On Tue, Oct 28, 2008 at 11:03:22PM +0200, Avi Kivity wrote:
> Glauber Costa wrote:
>> Commit db64fe02258f1507e13fe5212a989922323685ce broke
>> KVM (the symptom) for me. The cause is that vmalloc
>> allocations fail, despite of the fact that /proc/meminfo
>> shows plenty of vmalloc space available.
>>
>> After some investigation, it seems to me that the current
>> way to compute the next addr in the rb-tree transversal
>> leaves a spare page between each allocation.
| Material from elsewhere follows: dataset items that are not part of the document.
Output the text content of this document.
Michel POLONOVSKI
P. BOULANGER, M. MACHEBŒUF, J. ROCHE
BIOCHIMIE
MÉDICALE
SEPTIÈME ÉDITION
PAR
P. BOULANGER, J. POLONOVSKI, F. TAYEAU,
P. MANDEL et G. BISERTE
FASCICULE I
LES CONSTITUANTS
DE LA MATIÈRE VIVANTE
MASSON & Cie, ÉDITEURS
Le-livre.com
After a few
>> allocations, regardless of their size, we run out of vmalloc
>> space.
>>
>>              while (addr + size >= first->va_start && addr + size <= vend) {
>> -                    addr = ALIGN(first->va_end + PAGE_SIZE, align);
>> +                    addr = ALIGN(first->va_end, align);
>>                      n = rb_next(&first->rb_node);
>>                      if (n)
>>   
>
> I'm guessing that the missing comment explains that this is intentional,  
> to trap buffer overflows?
>
> (okay that was a cheap shot.  I don't comment nearly enough either)
>
> Even if you leave a page between allocations, I don't see how you can  
> fail a one page allocation, unless you've allocated at least N/2 pages  
> (where N is the size of the vmalloc space in pages).

I'm hoping Nick will comment on it. I might well be wrong.
but it nicely fixes the problem for me, and actually, you don't need 
"at least N/2 pages". The size of the allocations hardly matters, just
the amount of allocations we did. Since kvm does some small
vmalloc allocations, that may be the reason for we triggering it.